According to reports, 27 other people were hospitalized and treated for carbon monoxide poisoning.

At a later Town of Brookhaven meeting, Nelson’s family had revealed he had been exposed to low levels of carbon monoxide long before the apparent leak in the store, Lewis said.

“Sometimes tragedies serve to identify deficiencies in the laws designed to help the public,” Lewis said.

In other developments:

• The council set public hearings for its May 13 meeting for proposals to build a four-story, 165-room hotel at the site of a former fitness club in Port Washington and for a full-service gas station and convenience store on Jericho Turnpike in Garden City Park.
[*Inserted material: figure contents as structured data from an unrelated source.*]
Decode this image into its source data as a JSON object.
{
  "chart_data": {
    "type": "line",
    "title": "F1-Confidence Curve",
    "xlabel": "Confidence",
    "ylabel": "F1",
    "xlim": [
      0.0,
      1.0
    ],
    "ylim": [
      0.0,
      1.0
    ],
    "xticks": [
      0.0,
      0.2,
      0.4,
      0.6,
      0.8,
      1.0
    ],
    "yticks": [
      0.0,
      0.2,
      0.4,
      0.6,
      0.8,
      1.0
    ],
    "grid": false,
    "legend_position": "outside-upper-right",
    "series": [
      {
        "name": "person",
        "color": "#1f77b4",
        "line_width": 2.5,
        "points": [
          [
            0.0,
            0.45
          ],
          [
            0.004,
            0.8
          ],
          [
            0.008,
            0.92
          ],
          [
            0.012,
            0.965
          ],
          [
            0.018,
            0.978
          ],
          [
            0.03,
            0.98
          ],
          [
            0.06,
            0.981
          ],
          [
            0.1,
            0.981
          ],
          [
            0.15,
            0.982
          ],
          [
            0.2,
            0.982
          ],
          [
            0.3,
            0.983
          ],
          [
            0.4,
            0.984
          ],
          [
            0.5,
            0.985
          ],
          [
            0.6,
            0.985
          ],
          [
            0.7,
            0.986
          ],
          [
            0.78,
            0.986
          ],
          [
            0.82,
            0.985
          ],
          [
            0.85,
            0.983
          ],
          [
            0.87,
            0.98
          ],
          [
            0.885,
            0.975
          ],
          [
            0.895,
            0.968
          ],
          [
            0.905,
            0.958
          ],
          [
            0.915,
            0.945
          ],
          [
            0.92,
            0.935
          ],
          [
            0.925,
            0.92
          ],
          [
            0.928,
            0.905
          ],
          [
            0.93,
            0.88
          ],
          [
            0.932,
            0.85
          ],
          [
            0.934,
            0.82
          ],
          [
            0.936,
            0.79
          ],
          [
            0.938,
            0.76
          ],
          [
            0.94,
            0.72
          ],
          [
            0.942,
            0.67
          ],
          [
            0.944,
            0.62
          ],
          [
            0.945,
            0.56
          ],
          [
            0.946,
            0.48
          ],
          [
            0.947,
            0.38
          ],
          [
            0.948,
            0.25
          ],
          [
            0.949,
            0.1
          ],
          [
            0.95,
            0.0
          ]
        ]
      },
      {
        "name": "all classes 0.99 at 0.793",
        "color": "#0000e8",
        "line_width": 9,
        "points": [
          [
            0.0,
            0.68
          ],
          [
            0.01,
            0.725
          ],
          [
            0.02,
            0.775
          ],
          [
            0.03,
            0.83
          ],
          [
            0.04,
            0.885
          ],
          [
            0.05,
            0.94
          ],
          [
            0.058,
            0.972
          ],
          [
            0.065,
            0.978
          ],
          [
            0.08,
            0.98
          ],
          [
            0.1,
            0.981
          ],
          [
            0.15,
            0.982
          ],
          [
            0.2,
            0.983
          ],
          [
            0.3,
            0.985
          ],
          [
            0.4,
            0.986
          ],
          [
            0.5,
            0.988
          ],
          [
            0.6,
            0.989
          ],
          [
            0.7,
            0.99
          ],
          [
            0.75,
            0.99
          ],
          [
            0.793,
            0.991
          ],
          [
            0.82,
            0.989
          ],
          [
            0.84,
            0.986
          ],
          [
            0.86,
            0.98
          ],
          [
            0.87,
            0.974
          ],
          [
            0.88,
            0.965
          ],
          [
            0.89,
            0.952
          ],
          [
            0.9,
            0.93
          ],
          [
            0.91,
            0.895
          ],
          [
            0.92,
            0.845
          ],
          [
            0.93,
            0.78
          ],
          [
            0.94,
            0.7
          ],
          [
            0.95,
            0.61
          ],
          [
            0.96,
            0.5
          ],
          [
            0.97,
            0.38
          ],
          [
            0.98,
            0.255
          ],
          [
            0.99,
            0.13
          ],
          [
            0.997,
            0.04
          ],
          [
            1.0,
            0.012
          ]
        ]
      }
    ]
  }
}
• Council members approved a change in parking restrictions from 9 a.m. to 11 a.m. on school days near Herricks High School and adopted a No U-Turn ordinance for the nearby Hamilton Drive.

• The council also approved a $5,000 monetary gift from the Residents for a More Beautiful Port Washington to help revitalize a garden near the Port Washington Long Island Railroad station.

Councilwoman Dina De Giorgio (R-Port Washington) said the town had accepted a $5,000 gift from the community organization on April 1 for the same project, but its directors later found the project would cost more than they initially thought.

De Giorgio said the new garden would likely be ready by the middle of May.